La nouvelle loi patrimoine, en cours de discussion interministérielle, pourrait combler des lacunes en matière de protection des immeubles par destination et ensembles mobiliers.
PARIS - En 1995 éclatait « l’affaire des châteaux japonais » (lire le JdA 144, 8 mars 2002). Deux ans plus tôt, la société Nippon Sangyoo Kabushiki Kaisha commençait à vider de leur contenu huit châteaux français acquis en 1984. Meubles, statuaire, boiseries – souvent protégés au titre des monuments historiques – ont été vendus en toute légalité. Dans le Code du patrimoine, rien ne s’oppose en effet à ce que des objets mobiliers et des immeubles par destination privés puissent être déplacés, dispersés, aliénés par leur propriétaire. Pour combler cet « angle mort de la loi », selon Marie Cornu, qui co-anime le centre de recherche « Droit du patrimoine culturel » du Centre d’études sur la coopération juridique internationale, des propositions de loi et d’amendements se sont succédé entre 1996 et 2011. Émanant du député Pierre Lequiller ou de la sénatrice Françoise Férat, ces propositions, qui avaient vocation à attacher des œuvres à perpétuelle demeure, n’ont pas abouti. Elles ont été reprises dans l’avant-projet de loi relative au patrimoine culturel d’Aurélie Filippetti, actuellement dans le circuit interministériel et qui devrait être présenté au Parlement au second semestre 2014. Si elles sont votées, ces mesures pourront favoriser le maintien d’œuvres et décors dans leurs murs après un siècle d’incohérence et de vide juridique.
Le cas des immeubles par destination, la lacune de la loi de 1913
Depuis la loi fondatrice de 1913, le Code du patrimoine fait suivre aux immeubles par destination le sort des objets mobiliers. Statues scellées, papiers peints, boiseries, vitraux, carrelages…, les immeubles par destination – biens meubles ou éléments de décor attachés durablement et de façon fixe à un bâtiment – sont pourtant le prolongement de l’immeuble par nature auquel ils sont fixés.
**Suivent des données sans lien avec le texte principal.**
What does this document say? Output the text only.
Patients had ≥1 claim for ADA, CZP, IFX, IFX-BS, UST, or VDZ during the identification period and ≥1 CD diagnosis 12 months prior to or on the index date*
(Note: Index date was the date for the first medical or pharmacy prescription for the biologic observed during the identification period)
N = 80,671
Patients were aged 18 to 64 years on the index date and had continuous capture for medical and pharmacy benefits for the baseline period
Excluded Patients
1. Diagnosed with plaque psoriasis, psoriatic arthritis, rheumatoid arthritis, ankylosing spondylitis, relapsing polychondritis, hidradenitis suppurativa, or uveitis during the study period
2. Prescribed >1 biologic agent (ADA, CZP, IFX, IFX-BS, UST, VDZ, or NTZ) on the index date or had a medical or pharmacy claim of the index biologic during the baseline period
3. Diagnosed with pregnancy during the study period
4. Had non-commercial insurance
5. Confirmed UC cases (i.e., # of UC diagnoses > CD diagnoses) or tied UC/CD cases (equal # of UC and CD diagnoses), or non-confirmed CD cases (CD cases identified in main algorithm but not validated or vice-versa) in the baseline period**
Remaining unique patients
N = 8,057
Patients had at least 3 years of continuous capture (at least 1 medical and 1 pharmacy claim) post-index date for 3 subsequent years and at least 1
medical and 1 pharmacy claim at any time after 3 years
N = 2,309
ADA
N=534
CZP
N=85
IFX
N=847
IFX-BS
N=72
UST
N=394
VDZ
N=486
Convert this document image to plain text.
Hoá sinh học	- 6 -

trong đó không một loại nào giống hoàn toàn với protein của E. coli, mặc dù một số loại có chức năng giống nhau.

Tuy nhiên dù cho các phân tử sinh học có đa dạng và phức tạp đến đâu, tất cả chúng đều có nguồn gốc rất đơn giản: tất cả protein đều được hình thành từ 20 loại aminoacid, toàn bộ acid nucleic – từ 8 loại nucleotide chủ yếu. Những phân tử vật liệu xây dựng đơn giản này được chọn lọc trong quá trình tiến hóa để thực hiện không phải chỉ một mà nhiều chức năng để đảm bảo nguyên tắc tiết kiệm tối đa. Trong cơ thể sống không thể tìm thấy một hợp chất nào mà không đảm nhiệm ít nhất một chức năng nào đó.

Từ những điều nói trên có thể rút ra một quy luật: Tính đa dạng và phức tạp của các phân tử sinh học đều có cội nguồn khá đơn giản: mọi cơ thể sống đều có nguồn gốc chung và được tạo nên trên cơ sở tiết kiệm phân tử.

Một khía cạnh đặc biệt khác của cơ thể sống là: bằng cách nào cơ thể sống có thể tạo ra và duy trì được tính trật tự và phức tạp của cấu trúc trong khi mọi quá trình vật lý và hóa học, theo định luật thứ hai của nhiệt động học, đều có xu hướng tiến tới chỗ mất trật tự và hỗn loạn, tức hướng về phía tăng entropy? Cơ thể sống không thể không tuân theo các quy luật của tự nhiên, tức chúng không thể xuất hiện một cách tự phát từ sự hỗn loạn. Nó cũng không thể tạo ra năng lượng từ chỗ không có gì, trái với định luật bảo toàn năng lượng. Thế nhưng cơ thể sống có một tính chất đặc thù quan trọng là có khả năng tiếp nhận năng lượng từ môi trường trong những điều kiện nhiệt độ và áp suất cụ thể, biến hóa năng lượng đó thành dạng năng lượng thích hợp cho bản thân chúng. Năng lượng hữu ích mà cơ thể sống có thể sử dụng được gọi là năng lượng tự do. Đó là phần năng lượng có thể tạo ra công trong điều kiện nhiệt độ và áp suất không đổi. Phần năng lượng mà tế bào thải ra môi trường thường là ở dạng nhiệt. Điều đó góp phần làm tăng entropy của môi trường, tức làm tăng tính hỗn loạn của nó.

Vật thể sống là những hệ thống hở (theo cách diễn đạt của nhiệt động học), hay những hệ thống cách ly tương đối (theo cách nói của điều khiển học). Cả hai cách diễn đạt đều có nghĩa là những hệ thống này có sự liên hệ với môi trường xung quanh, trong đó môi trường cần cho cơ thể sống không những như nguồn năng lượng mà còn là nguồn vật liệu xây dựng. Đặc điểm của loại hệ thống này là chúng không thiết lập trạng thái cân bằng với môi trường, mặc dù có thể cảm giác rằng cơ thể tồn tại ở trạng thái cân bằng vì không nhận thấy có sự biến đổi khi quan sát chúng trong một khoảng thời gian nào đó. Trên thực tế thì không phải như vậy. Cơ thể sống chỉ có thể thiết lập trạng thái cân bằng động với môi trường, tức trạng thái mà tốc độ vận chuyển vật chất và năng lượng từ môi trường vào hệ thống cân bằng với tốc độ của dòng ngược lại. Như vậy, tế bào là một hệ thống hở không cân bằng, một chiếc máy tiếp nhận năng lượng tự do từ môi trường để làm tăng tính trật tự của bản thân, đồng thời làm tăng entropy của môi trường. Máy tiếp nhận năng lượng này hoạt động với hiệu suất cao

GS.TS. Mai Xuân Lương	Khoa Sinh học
Dès 1921, Paul Léon, directeur général des Beaux-Arts, considère comme « une lacune de la loi le fait qu’un propriétaire [ait] le droit, dans un immeuble classé, de dépecer l’intérieur » (1). Au fil des décennies, la jurisprudence s’est souvent rangée à cet avis et a régulièrement condamné, au cas par cas, des détachements de décors par les propriétaires d’un bâtiment protégé, se référant au code civil en vertu duquel l’immeuble par destination doit être traité en immeuble par nature et non en objet mobilier. Ainsi, le propriétaire du château du Boscq, bâtisse bretonne du XVIIIe siècle, a été sommé en 2012 par la justice de remettre en place quatre bustes, qu’il avait descellés de la terrasse de l’édifice. Ces statues ont été considérées par le tribunal comme « formant un ensemble architectural indissociable du château », et nécessitant le regard de l’administration sur tous travaux de la même façon que l’édifice inscrit au titre des monuments historiques.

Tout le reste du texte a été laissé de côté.